Если бы Клеманc была мальчиком, Аньес, несомненно, пренебрегла бы слухами, объявив ребенка посмертным наследником Гуго де Суарси. Это не было бы обманом в прямом смысле слова. Но вторая дочь ничего не меняла в судьбе вдовы, не имевшей сыновей. К тому же незаконнорожденный плод ставил под угрозу вдовье наследство, которые у Аньес могли отнять, если будут получены свидетельства ее недостойного поведения. И Эд сделал бы это с великой радостью.
От гнетущей и вместе с тем такой знакомой боли у Аньес подкосились ноги. Вдруг Клемане узнает, что она — дочь мадам де Суарси? Сумеет ли она простить мать за столь презренную мистификацию? Простит ли она мать за то, что та отдалила ее от себя, лишила места, положения, хотя и скромного, в обществе? Аньес приходилось столько лет лгать, терзаться угрызениями совести, а теперь она испытывала страх потерять существо, которое любила больше своей жизни.
— Мадам? Мадам, вы пугаете меня... Вы такая бледная, вы...

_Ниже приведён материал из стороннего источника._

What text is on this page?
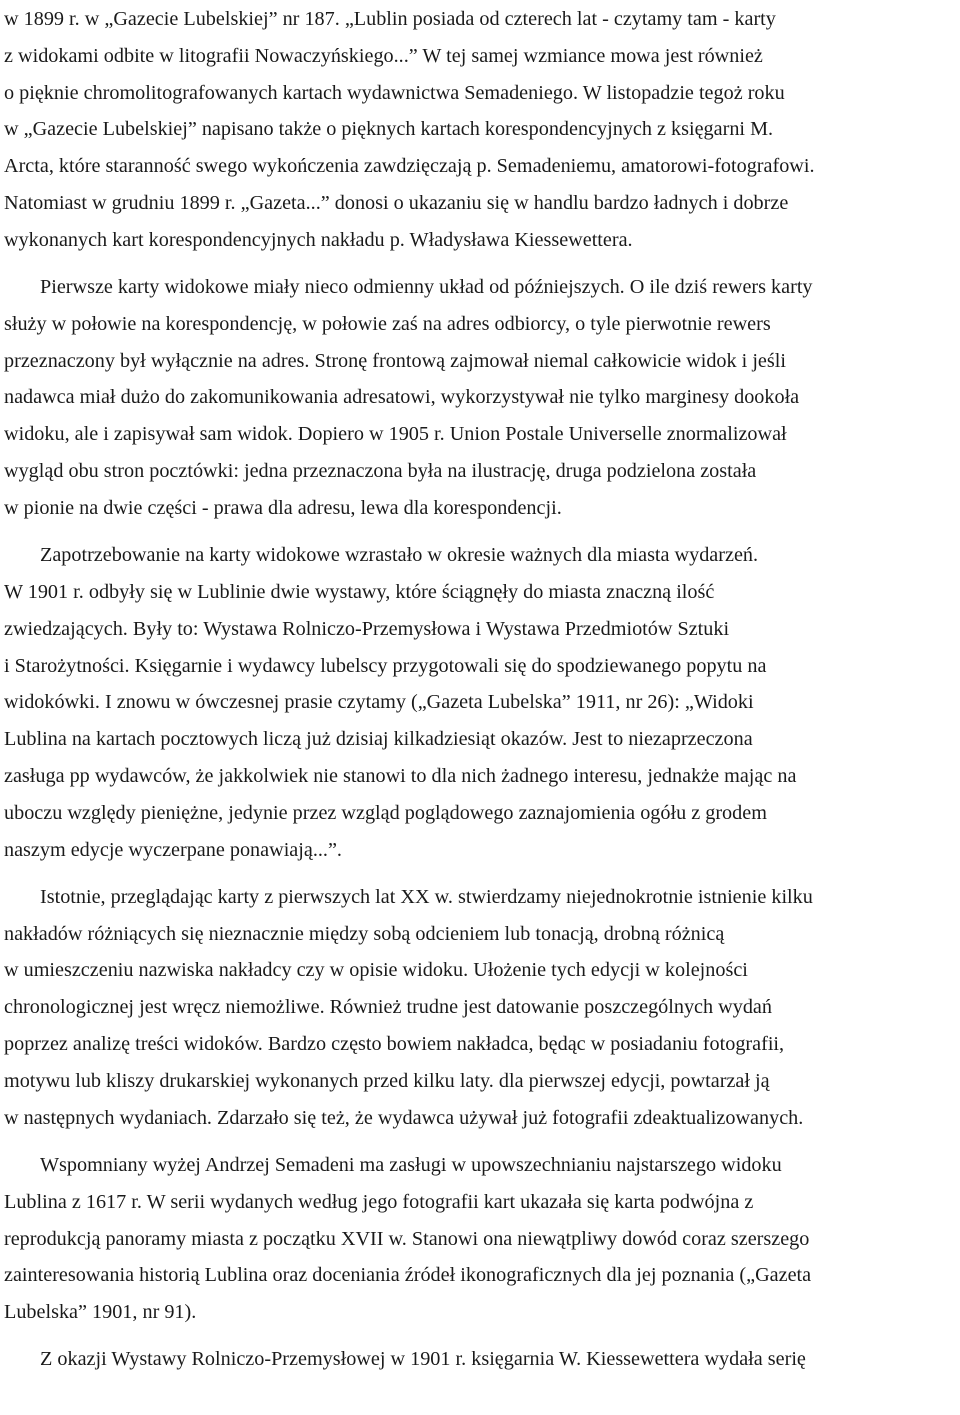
w 1899 r. w „Gazecie Lubelskiej” nr 187. „Lublin posiada od czterech lat - czytamy tam - karty
z widokami odbite w litografii Nowaczyńskiego...” W tej samej wzmiance mowa jest również
o pięknie chromolitografowanych kartach wydawnictwa Semadeniego. W listopadzie tegoż roku
w „Gazecie Lubelskiej” napisano także o pięknych kartach korespondencyjnych z księgarni M.
Arcta, które staranność swego wykończenia zawdzięczają p. Semadeniemu, amatorowi-fotografowi.
Natomiast w grudniu 1899 r. „Gazeta...” donosi o ukazaniu się w handlu bardzo ładnych i dobrze
wykonanych kart korespondencyjnych nakładu p. Władysława Kiessewettera.
Pierwsze karty widokowe miały nieco odmienny układ od późniejszych. O ile dziś rewers karty
służy w połowie na korespondencję, w połowie zaś na adres odbiorcy, o tyle pierwotnie rewers
przeznaczony był wyłącznie na adres. Stronę frontową zajmował niemal całkowicie widok i jeśli
nadawca miał dużo do zakomunikowania adresatowi, wykorzystywał nie tylko marginesy dookoła
widoku, ale i zapisywał sam widok. Dopiero w 1905 r. Union Postale Universelle znormalizował
wygląd obu stron pocztówki: jedna przeznaczona była na ilustrację, druga podzielona została
w pionie na dwie części - prawa dla adresu, lewa dla korespondencji.
Zapotrzebowanie na karty widokowe wzrastało w okresie ważnych dla miasta wydarzeń.
W 1901 r. odbyły się w Lublinie dwie wystawy, które ściągnęły do miasta znaczną ilość
zwiedzających. Były to: Wystawa Rolniczo-Przemysłowa i Wystawa Przedmiotów Sztuki
i Starożytności. Księgarnie i wydawcy lubelscy przygotowali się do spodziewanego popytu na
widokówki. I znowu w ówczesnej prasie czytamy („Gazeta Lubelska” 1911, nr 26): „Widoki
Lublina na kartach pocztowych liczą już dzisiaj kilkadziesiąt okazów. Jest to niezaprzeczona
zasługa pp wydawców, że jakkolwiek nie stanowi to dla nich żadnego interesu, jednakże mając na
uboczu względy pieniężne, jedynie przez wzgląd poglądowego zaznajomienia ogółu z grodem
naszym edycje wyczerpane ponawiają...”.
Istotnie, przeglądając karty z pierwszych lat XX w. stwierdzamy niejednokrotnie istnienie kilku
nakładów różniących się nieznacznie między sobą odcieniem lub tonacją, drobną różnicą
w umieszczeniu nazwiska nakładcy czy w opisie widoku. Ułożenie tych edycji w kolejności
chronologicznej jest wręcz niemożliwe. Również trudne jest datowanie poszczególnych wydań
poprzez analizę treści widoków. Bardzo często bowiem nakładca, będąc w posiadaniu fotografii,
motywu lub kliszy drukarskiej wykonanych przed kilku laty. dla pierwszej edycji, powtarzał ją
w następnych wydaniach. Zdarzało się też, że wydawca używał już fotografii zdeaktualizowanych.
Wspomniany wyżej Andrzej Semadeni ma zasługi w upowszechnianiu najstarszego widoku
Lublina z 1617 r. W serii wydanych według jego fotografii kart ukazała się karta podwójna z
reprodukcją panoramy miasta z początku XVII w. Stanowi ona niewątpliwy dowód coraz szerszego
zainteresowania historią Lublina oraz doceniania źródeł ikonograficznych dla jej poznania („Gazeta
Lubelska” 1901, nr 91).
Z okazji Wystawy Rolniczo-Przemysłowej w 1901 r. księgarnia W. Kiessewettera wydała serię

Настойчивый голос Леоне вырвал Аньес из ядовитой вселенной прошлого, вернув в просторный зал. Она дрожала
всем телом. Ценой колоссальных усилий ей удалось произнести почти нормальным голосом:
— Простите меня, рыцарь. Я погрузилась в воспоминания. А они отнюдь не радостные. И у меня нет права требовать Света, — ответила Аньес с жалкой улыбкой на губах.
— Вы правы только в одном: Света требовать бессмысленно.

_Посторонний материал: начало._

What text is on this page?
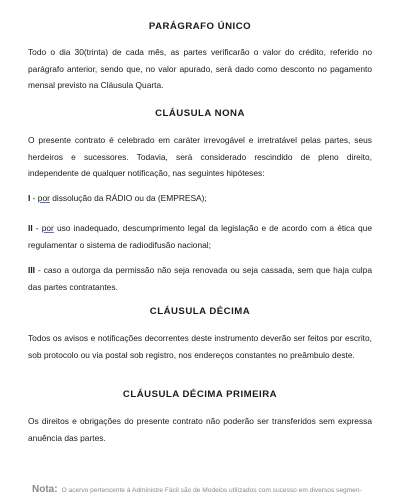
PARÁGRAFO ÚNICO

Todo o dia 30(trinta) de cada mês, as partes verificarão o valor do crédito, referido no parágrafo anterior, sendo que, no valor apurado, será dado como desconto no pagamento mensal previsto na Cláusula Quarta.

CLÁUSULA NONA

O presente contrato é celebrado em caráter irrevogável e irretratável pelas partes, seus herdeiros e sucessores. Todavia, será considerado rescindido de pleno direito, independente de qualquer notificação, nas seguintes hipóteses:

I - por dissolução da RÁDIO ou da (EMPRESA);

II - por uso inadequado, descumprimento legal da legislação e de acordo com a ética que regulamentar o sistema de radiodifusão nacional;

III - caso a outorga da permissão não seja renovada ou seja cassada, sem que haja culpa das partes contratantes.

CLÁUSULA DÉCIMA

Todos os avisos e notificações decorrentes deste instrumento deverão ser feitos por escrito, sob protocolo ou via postal sob registro, nos endereços constantes no preâmbulo deste.

CLÁUSULA DÉCIMA PRIMEIRA

Os direitos e obrigações do presente contrato não poderão ser transferidos sem expressa anuência das partes.

Nota: O acervo pertencente à Administre Fácil são de Modelos utilizados com sucesso em diversos segmen-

Аньес не поняла, что хотел сказать рыцарь, но не осмелилась переспросить. Внезапно она почувствовала, что сейчас очень важно жить настоящим, оставить на какое-то время воспоминания, отравлявшие ей память. Уверенным тоном она продолжила:
— Я заслуживаю объяснений, рыцарь.
— Не заблуждайтесь. Я не хочу быть ни двусмысленным, ни таинственным. Я опасаюсь... Я боюсь, что из-за меня вы можете оказаться в опасности, а эта мысль мне невыносима.
— Полно, мсье! Меня пытались уничтожить, бросив в когти инквизиции. А до этого мне попытались приписать все эти гнусные убийства, когда жертвами становились монахи, эмиссары покойного святого отца. Мой платок, брошенный недалеко от одного из убитых эмиссаров. Буква «А», обнаруженная под изувеченными трупами. Разумеется, все это козни служанки.
— Буква «А»? О... Эту букву выводили эмиссары. Она не имеет ничего общего ни с вашим, ни с каким-либо другим именем. Это первая буква слова apocalipsis.
— Апокалипсис?
— Но не в том смысле, в каком мы его понимаем. Откровение, пришествие, озарение. Возрождение. Начало новой вселенной.
— Какое возрождение? Какая вселенная?
— Вы требуете от меня описания? Но у меня его нет. Надежда.
Аньес рассердилась и решила напомнить:
— Вы обязаны мне, мсье. Откровенность за откровенность. Можете не сомневаться, мне откровенность далась нелегко.
Аньес ясно почувствовала, что между ними возникло препятствие. Рыцарь, положа руку на сердце, поклонился:
— К вашим услугам, мадам.
— Что означает стертая фраза, буквы которой переписал Клеман? — Аньес подняла руку, не дав Леоне возможности возразить. — Помилосердствуйте, рыцарь. Не думайте, что ваша «прискорбная забывчивость» послужила для меня убедительным объяснением. Что означает эта фраза?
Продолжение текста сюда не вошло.